Ecrit par Philippe Chauché 16.06.23 dans La Une Livres, Les Livres, Critiques, Récits, Voyages, Gallimard

L’usure d’un monde, Une traversée de l’Iran, François-Henri Désérable, Gallimard, mai 2023, 160 pages, 16 €

Ecrivain(s): François-Henri Désérable Edition: Gallimard

L’usure d’un monde, Une traversée de l’Iran, François-Henri Désérable (par Philippe Chauché)

 

« La terre craquelée, les dunes de sable, les crêtes rocheuses, l’ocre et le beige, coupés quand vient le soir d’un vert cendreux… Il faudrait être au moins Lawrence d’Arabie pour décrire le désert. J’aimerais savoir le faire. Je ne sais pas. Il doit y avoir comme ça quelques paysages seulement faits pour être vus ».

« L’agrément dans ces lents voyages en pleine terre, c’est – l’exotisme une fois dissipé – qu’on devient sensible aux détails, et par les détails, au provinces. Six mois d’hivernage ont fait de nous des Tabrizi qu’un rien suffit à étonner » (1).

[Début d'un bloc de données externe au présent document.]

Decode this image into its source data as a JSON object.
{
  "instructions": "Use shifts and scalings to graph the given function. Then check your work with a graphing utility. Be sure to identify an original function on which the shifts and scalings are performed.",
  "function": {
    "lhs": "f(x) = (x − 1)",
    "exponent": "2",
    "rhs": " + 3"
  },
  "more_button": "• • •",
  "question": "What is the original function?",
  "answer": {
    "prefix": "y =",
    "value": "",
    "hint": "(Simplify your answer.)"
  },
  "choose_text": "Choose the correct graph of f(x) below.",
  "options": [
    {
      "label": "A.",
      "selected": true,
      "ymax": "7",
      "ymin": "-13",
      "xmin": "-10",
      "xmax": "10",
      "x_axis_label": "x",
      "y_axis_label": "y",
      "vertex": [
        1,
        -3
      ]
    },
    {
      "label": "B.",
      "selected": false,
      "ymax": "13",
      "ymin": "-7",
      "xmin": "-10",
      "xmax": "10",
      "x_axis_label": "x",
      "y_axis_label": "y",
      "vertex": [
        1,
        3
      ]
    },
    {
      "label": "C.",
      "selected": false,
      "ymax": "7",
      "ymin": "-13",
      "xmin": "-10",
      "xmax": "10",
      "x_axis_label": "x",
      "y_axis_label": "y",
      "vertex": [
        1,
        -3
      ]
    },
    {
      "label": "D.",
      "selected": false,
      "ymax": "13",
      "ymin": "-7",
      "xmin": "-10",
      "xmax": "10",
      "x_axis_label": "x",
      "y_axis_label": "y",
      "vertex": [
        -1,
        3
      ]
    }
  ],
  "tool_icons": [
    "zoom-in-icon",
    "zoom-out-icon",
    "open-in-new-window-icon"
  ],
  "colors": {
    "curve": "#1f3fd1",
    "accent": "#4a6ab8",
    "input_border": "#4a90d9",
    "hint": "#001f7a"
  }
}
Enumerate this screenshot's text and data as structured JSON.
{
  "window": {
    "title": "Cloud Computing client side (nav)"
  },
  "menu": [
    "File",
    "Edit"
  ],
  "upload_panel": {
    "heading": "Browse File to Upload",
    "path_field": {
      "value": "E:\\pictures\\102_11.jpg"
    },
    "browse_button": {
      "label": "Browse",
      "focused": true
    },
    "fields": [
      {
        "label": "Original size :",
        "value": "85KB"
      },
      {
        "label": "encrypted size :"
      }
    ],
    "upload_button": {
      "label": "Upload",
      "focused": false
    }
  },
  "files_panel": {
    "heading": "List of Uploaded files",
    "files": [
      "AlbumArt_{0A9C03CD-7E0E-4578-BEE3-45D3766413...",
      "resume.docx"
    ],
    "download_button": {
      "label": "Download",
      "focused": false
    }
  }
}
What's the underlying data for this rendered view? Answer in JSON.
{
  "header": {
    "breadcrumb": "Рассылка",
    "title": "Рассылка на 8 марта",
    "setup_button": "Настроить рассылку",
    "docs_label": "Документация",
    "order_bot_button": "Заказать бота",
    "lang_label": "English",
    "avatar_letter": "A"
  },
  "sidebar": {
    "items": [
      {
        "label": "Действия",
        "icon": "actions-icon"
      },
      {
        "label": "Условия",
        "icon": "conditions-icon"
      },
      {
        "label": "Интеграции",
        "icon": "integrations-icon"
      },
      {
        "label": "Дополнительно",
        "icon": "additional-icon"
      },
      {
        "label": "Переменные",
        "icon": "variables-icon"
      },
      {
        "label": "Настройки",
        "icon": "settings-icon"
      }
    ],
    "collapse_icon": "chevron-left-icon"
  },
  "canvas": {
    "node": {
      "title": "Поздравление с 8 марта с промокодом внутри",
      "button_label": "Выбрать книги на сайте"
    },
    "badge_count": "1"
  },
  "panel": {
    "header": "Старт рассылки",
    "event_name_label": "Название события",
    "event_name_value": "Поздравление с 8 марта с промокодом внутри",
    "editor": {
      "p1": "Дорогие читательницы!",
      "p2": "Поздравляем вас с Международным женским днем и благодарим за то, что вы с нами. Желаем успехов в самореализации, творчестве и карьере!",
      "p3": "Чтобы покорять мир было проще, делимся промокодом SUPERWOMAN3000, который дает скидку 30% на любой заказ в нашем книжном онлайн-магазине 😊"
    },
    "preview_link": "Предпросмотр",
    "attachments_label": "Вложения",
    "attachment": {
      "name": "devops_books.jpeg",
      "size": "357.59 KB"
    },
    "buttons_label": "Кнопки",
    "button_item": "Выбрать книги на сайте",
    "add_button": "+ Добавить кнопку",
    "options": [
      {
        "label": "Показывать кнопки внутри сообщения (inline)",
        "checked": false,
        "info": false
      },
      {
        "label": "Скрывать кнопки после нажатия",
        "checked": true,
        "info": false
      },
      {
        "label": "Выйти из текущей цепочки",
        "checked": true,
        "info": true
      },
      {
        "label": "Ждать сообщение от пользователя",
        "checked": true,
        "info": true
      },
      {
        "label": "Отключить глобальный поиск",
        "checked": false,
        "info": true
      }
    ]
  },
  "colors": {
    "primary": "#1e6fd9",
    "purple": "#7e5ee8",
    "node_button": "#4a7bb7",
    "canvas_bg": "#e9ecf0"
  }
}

L’usure d’un monde doit beaucoup au récit de Nicolas Bouvier – L’Usage du monde est devenu ma Bible – notamment celui de la traversée de l’Iran, découvert par l’écrivain à l’âge de vingt-cinq-ans, et comme lui, il va se rendre en Iran pour prendre la vraie mesure du monde, en même temps que son pouls.

Nous sommes en 2022, l’Iran n’est plus celui qu’a traversé Nicolas Bouvier et son complice Thierry Vernet, le pays est sous le joug des mollahs, son pouls s’affole, et la loi islamique s’applique à la lettre et par le sang. François-Henri Désérable ne se mue pas en journaliste téméraire, en héros de la résistance aux dictatures la plume à la main, il s’envole pour l’Iran pour voir, et écrire, pour écrire ce qu’il voit, voir ce qu’il ne peut écrire, et écouter ce que lui disent les Iraniens qu’il rencontre sur la route, dans la rue et les auberges.  Une parole qui vaut de l’or et qui ne peut plus se perdre. Trois mots résonnent dans les rues d’Ispahan, trois mots qui passent d’une bouche à l’autre, qui s’écrivent la nuit à la sauvette, et sont vite recouverts à la bombe de peinture par les pasdarans : Zan, Zundegi, Azadi, Femme, Vie, Liberté. Trois mots qui vont accompagner l’écrivain dans son voyage dans un pays en révolte et peut-être en révolution. Trois mots qui écrivent le roman de l’Iran aujourd’hui, et qui peut-être écriront celui de demain.

« Depuis quarante-trois ans, et même bien davantage, la peur était pour le peuple iranien une compagne de chaque instant, la moitié fidèle d’une vie. Les Iraniens vivaient avec dans la bouche le goût sablonneux de la peur. Seulement, depuis la mort de Mahsa Amini, la peur était mise en sourdine : elle s’effaçait au profit du courage ».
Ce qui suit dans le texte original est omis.